Posts Tagged ‘bratislava castle’

SERMON: “Sunset in Bratislava” The not-so-reverend bob

Sunday, August 29th, 2010

The view from the bridge that evening in Bratislava.

One evening in late Summer, 1987, I stood at the center of a massive iron bridge watching the sun set behind Bratislava castle.  Looking down I caught a glimpse of two men in a canoe slipping beneath me on the dark, fast waters of the Danube.

It’d been a long day.

“Dave” and I had left our campground outside of town early that morning to find A) a pair of wire-cutters, and B) a place where we could make an international call to the number in The Netherlands we’d memorized in case of emergency.

The solenoid on the starter of our Peugot camper van was out, and we still had secret compartments packed full of Christian books that we hadn’t had a chance to deliver to our contacts in Czechoslovakia (having only had time to make one midnight contact in Ostrava before the starter began acting) up.

We were stuck behind the iron curtain with a load of smuggled, illegal books in a city that — despite it’s size — had no more than a handful of locations where one could make an international call.  Earlier in the day I’d found a pair of Russian-made wire cutters at a huge department store downtown, and Dave tried to call our home base from the International Hotel downtown.  But the phone that was supposed to be manned 24 hours a day just rang and rang.  So now we were killing time, watching the sun set behind the castle on the hill until we could try another phone call.

As we leaned on the heavily-painted edge of the bridge, I began to make a sort of mental list of all the hardships and anguish this trip had put me through.  It was like I was writing up a bill to present to someone, to the person or persons who owed me for my trouble.  In the next moment a question rose up from the river in the form of my internal voice: “Who are you going to give that bill to?” it asked.  “Who owes you for that?”.

Immediately I knew the answer:  Nobody.  There was no-one I could hold accountable for my situation: stranded in a Communist country with a load of contraband hidden in a broken vehicle we could allow no mechanic to touch.  I had made every choice that led me to this day, and every person that was part of the preparation and execution of this “literature trip” had every right to assume that I was making those choices based on my own deeply-held convictions.  But I hadn’t, really.  It was painfully clear that I had relied on the confidence and assurance of others, and had, in essence, put my own liberty at risk for other people’s reasons.

In that moment I understood all too clearly that my pattern of “deferring to amateurs” could not continue.  I had to take responsibility for my own life.  It was up to me to know why I was doing whatever I was doing, because when the time came to answer for it, there would be no-one standing beside me, no-one else to blame and no-one to bail me out.

Looking back on it now, this was a critical moment in my movement away from the Christianity that had brought me to that summer of being one of God’s smugglers.
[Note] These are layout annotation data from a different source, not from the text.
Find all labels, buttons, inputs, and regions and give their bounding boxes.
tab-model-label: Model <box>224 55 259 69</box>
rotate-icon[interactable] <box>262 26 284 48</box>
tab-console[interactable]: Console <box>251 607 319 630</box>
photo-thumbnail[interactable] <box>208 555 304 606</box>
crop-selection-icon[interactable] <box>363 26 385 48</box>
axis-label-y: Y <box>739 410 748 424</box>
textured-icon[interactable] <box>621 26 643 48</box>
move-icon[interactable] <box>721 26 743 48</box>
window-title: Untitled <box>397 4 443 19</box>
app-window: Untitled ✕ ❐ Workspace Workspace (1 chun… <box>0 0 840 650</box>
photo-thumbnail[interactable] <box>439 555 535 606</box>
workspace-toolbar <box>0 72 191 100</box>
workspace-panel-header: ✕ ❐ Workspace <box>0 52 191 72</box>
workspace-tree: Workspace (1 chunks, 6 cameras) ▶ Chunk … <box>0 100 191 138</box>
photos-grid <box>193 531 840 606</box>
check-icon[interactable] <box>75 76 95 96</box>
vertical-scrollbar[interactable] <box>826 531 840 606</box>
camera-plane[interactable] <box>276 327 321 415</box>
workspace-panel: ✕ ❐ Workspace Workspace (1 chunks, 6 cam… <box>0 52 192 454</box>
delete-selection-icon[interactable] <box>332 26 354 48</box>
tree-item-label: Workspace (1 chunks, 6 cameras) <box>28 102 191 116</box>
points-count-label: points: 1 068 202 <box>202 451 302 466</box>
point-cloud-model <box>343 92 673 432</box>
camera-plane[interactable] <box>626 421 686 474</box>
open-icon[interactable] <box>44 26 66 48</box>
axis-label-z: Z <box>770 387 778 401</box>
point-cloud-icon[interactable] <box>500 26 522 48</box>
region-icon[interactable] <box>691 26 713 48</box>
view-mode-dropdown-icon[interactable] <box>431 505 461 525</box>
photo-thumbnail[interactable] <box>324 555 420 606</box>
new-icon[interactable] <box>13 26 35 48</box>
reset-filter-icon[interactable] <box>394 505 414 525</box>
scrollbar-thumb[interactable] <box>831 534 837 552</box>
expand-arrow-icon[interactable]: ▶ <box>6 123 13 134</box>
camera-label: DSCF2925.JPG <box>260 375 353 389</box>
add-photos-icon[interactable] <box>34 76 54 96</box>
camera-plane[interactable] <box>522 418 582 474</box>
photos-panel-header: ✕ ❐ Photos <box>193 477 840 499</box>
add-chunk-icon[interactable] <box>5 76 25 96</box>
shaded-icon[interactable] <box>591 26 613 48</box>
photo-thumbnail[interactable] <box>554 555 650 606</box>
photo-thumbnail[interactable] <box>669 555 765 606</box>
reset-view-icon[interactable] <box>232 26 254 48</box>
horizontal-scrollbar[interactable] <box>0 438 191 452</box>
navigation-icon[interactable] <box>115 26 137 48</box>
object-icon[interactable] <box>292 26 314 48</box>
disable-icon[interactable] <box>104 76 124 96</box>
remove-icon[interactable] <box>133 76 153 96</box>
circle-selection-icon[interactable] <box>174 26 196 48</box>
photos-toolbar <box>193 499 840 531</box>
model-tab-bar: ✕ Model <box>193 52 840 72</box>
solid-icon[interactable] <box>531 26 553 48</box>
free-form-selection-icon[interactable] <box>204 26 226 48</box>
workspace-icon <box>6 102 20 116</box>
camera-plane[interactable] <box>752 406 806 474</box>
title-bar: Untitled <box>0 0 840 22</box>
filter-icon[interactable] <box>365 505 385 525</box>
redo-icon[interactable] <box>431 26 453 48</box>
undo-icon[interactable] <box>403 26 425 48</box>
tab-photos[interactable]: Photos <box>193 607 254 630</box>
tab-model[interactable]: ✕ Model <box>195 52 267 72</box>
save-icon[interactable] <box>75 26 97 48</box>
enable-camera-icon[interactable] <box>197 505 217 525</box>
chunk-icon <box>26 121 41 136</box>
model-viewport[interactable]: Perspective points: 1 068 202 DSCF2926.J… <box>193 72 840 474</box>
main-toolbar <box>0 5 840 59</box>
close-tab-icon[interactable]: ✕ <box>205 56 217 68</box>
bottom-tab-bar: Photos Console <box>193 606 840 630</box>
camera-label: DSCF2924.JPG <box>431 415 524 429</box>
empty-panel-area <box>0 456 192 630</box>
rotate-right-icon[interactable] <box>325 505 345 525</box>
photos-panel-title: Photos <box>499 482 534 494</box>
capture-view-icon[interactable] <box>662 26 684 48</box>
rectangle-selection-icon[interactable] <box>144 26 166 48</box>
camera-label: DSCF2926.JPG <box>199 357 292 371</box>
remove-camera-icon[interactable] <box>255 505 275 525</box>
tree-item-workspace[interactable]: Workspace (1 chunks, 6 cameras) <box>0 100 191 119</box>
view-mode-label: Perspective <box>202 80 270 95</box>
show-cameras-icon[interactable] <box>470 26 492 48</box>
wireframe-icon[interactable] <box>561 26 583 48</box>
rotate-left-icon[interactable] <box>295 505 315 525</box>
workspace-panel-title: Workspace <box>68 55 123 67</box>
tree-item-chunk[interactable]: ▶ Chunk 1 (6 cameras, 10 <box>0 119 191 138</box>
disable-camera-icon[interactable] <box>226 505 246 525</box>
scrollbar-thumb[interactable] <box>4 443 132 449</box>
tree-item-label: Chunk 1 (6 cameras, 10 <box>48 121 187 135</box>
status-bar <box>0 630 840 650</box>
It was late that nigh, around midnight, calling from the central train station (the Hotel’s phone office had closed by then), that we finally got through to our base, and I got permission to “hot-wire” the damn van and get the hell out of Czechoslovakia.  We missed the last tram out of town, and walked the dark miles back to our campground in a light drizzle.  In the morning, I stripped one half of our set of jumper cables, got that van running, and we didn’t turn it off until early the next morning in an autobahn rest area in West Germany.

It was some months later, on a Winter night back in the U.S., that the final, weakened supports for my religiosity — after 15 years of belief — quietly collapsed.

Of course the ending of that story was the beginning of another 15 years of searching for the reality to replace the make-believe.  And though I now feel like the “big” questions of life have been answered, in a way I feel like I have only just recently emerged from the various spells of belief and magical thinking that we humans are so prone to, to stand, at last, ready to face the reality of my own life, and of our existence on this spinning planet as it hurtles around the sun.

That afternoon on the Bratislava bridge, I felt that mental “bill” slip from my fingers and float down into the swift, roiling current of the Danube, to be carried away to the place where all forgiven debts go.